Any state attempting to institute a bathroom law still faces headwinds. For one, a Supreme Court ruling could resolve the issue and obviate state laws. Another challenge is enforcement.
“We can only have the bright-line test of biological sex,” Mast said, though he acknowledged that such bills rely heavily on self-regulation. A viral tweet from a transgender man named James Sheffield, sent during the H.B. 2 debate, highlighted the challenge: Though Sheffield says his birth certificate indicates he is a woman, he suggested that his beard would probably cause a ruckus in a women’s room.
But the economic danger of such laws remains perhaps the most potent discouragement, even for policymakers who might sympathize with the goals of a bathroom bill. It’s one likely reason that governors like Bevin are not eager to take up fights on the matter. North Carolina lost hundreds of jobs in intended expansions, various conferences, and multiple sporting contests, including the 2017 NBA All-Star Game and multiple NCAA and ACC college-sports events.

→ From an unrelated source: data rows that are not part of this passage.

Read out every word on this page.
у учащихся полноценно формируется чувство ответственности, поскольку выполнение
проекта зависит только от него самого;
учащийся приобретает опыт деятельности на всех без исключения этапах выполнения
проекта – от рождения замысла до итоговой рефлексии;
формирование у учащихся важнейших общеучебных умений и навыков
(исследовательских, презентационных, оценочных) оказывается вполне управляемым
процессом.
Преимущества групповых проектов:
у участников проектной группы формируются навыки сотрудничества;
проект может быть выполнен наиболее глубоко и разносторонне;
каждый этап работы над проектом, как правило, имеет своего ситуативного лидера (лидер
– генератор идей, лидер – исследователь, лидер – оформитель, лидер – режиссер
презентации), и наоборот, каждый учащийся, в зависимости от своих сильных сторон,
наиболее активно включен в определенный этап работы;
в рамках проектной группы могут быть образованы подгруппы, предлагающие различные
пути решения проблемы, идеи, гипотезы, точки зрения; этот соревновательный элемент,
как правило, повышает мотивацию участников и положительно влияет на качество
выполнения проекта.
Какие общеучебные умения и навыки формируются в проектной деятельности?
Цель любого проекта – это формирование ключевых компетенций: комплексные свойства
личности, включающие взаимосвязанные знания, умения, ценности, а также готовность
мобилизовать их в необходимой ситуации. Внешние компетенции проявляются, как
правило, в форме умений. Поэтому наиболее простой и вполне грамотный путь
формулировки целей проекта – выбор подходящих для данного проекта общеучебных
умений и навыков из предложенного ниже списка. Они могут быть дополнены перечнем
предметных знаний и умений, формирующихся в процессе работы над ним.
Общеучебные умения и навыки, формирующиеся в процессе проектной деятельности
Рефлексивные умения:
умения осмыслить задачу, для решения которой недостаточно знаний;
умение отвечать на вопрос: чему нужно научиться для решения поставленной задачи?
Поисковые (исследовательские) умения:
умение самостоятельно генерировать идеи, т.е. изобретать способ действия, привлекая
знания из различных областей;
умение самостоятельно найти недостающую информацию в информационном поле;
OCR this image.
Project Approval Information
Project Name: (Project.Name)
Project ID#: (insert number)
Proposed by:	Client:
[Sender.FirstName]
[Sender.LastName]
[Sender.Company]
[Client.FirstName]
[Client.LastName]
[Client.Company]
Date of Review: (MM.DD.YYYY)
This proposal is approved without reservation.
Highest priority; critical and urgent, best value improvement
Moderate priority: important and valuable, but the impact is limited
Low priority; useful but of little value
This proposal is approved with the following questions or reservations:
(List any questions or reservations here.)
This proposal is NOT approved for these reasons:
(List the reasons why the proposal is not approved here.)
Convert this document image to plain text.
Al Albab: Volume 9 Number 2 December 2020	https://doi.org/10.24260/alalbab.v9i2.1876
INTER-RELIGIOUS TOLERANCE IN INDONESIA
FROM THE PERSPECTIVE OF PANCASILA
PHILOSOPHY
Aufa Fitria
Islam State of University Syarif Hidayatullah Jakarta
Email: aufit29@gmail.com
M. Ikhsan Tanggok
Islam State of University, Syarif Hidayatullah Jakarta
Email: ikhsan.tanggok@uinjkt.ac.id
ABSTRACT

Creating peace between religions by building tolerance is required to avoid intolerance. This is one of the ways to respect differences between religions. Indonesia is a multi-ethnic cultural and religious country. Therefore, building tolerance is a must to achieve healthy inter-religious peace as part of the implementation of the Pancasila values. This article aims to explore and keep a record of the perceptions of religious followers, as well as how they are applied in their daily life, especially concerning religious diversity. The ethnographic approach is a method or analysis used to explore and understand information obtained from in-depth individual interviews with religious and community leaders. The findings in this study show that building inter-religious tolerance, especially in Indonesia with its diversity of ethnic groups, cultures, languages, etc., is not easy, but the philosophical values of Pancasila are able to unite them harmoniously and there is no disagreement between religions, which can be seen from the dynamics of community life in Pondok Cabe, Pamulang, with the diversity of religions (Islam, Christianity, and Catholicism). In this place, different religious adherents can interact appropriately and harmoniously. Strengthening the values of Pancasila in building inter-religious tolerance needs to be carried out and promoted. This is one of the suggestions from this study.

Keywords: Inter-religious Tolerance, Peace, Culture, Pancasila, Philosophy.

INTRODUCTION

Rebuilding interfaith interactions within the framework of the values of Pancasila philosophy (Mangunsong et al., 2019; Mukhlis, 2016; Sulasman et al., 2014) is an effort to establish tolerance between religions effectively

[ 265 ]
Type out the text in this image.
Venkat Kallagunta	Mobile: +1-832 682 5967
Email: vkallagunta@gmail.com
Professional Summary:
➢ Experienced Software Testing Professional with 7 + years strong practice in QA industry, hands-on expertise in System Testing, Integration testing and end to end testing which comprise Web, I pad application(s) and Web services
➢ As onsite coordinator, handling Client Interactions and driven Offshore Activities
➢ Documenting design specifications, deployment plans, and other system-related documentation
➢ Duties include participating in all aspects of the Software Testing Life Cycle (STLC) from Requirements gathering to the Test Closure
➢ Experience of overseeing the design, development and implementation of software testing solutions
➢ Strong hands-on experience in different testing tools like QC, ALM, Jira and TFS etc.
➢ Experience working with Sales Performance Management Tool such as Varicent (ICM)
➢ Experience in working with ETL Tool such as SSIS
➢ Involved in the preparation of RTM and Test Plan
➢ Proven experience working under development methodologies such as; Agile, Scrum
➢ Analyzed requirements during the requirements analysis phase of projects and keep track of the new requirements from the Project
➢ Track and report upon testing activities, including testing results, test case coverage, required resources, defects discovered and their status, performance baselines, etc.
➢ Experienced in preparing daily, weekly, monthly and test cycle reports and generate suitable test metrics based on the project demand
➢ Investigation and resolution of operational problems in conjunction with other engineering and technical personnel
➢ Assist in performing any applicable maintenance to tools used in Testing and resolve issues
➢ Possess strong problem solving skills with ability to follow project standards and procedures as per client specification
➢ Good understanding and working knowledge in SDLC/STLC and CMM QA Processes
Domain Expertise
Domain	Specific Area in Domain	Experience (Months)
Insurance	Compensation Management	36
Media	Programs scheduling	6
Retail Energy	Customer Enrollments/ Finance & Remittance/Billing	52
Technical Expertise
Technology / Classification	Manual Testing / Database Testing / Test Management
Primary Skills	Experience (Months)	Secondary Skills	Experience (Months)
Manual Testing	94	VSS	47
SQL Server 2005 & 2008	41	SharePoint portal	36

Texas stands to lose in many of the same ways. The Texas Association of Business, a generally conservative organization, warned in December that a bathroom bill could cost the Lone Star State as much as $8.5 billion and 100,000 jobs.
Richard Mast argued that such boycotts will become unworkable as more states pass bathroom laws. “You can’t boycott half the country,” he said.
But not everyone is so sure. Texas State Representative Eric Johnson, a Democrat from Dallas, said S.B. 6 was a misguided bill that capitalized on lack of understanding about transgender people, and he predicted that Democrats and Republicans would come together to keep the bill from going anywhere.
If that didn’t happen, though, his political case against it was concise. “It’s going to cost us money and it’s going to make us look like bigots,” he said.